Zane fumbled. "It's nothing. She just — I mean, she heard I was road-tripping and... Look, it's not like that."
"Right," Chloe said lightly, tossing her napkin down.
Her heart wasn't buying it.
Because spontaneity was fun.
But so was stability.
And she wasn't about to be someone's cute rebound road trip buddy.
---
Zane found her sulking near the petting zoo, tossing food pellets moodily at a llama.
He sat beside her. The llama spat at him.
"Look," Zane said, brushing llama goo off his sleeve. "I'm terrible at relationships. I panic. I screw up. But Chloe—"
She wouldn't look at him.
"I like you," he blurted. "Like, really like you. Kira? She's my past. You... you're this crazy, wonderful, unpredictable now that I didn't even know I needed."
Chloe sniffled, hiding a laugh. "You really think this speech will work while you smell like llama?"
"I'm banking on it."
She turned to him.
Zane looked nervous, earnest, a little unhinged — the same way he'd looked when they met.
And Chloe knew.
This wasn't a perfect love story.
It was a weird, messy, beautiful whim.
And for once, that was exactly what she wanted.

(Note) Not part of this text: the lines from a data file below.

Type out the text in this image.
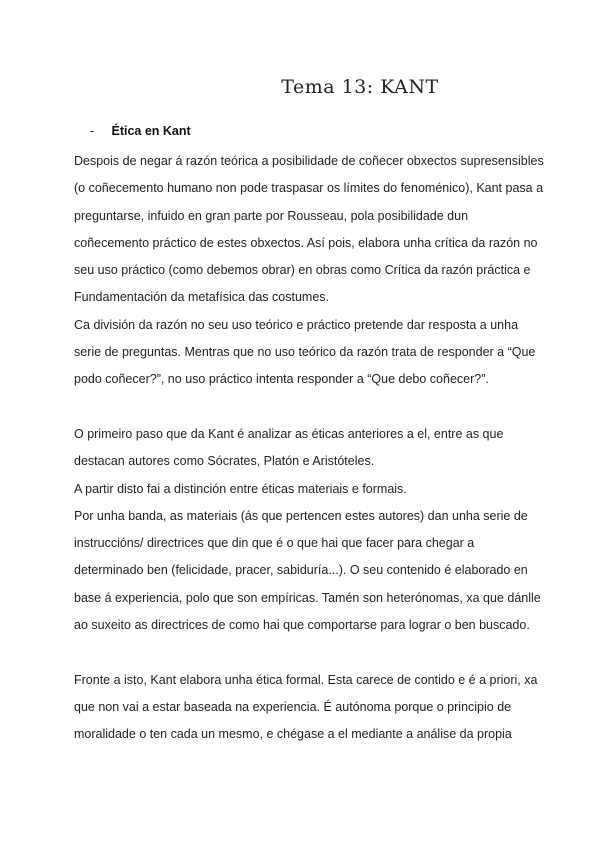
Tema 13: KANT
- Ética en Kant
Despois de negar á razón teórica a posibilidade de coñecer obxectos supresensibles
(o coñecemento humano non pode traspasar os límites do fenoménico), Kant pasa a
preguntarse, infuido en gran parte por Rousseau, pola posibilidade dun
coñecemento práctico de estes obxectos. Así pois, elabora unha crítica da razón no
seu uso práctico (como debemos obrar) en obras como Crítica da razón práctica e
Fundamentación da metafísica das costumes.
Ca división da razón no seu uso teórico e práctico pretende dar resposta a unha
serie de preguntas. Mentras que no uso teórico da razón trata de responder a “Que
podo coñecer?”, no uso práctico intenta responder a “Que debo coñecer?”.
O primeiro paso que da Kant é analizar as éticas anteriores a el, entre as que
destacan autores como Sócrates, Platón e Aristóteles.
A partir disto fai a distinción entre éticas materiais e formais.
Por unha banda, as materiais (ás que pertencen estes autores) dan unha serie de
instruccións/ directrices que din que é o que hai que facer para chegar a
determinado ben (felicidade, pracer, sabiduría...). O seu contenido é elaborado en
base á experiencia, polo que son empíricas. Tamén son heterónomas, xa que dánlle
ao suxeito as directrices de como hai que comportarse para lograr o ben buscado.
Fronte a isto, Kant elabora unha ética formal. Esta carece de contido e é a priori, xa
que non vai a estar baseada na experiencia. É autónoma porque o principio de
moralidade o ten cada un mesmo, e chégase a el mediante a análise da propia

She leaned in, pressing a quick, shy kiss to his lips.
The llama bleated approvingly.
---
They hit the highway again, a little battered, a little bruised — but smiling.
They didn't know where they were going.
Didn't care.
At one point, Chloe reached over, lacing her fingers with Zane's on the gearshift.
He squeezed her hand, grinning like he'd won the lottery.
Somewhere out there, the future waited — full of wrong turns, bad motels, broken GPS systems, and new adventures.
And for the first time in a long time, Chloe wasn't afraid of where the road would take her.
Not with Zane.
Not with love on a whim.
---
"They weren't chasing a map — they were chasing each other, all..In the name of love."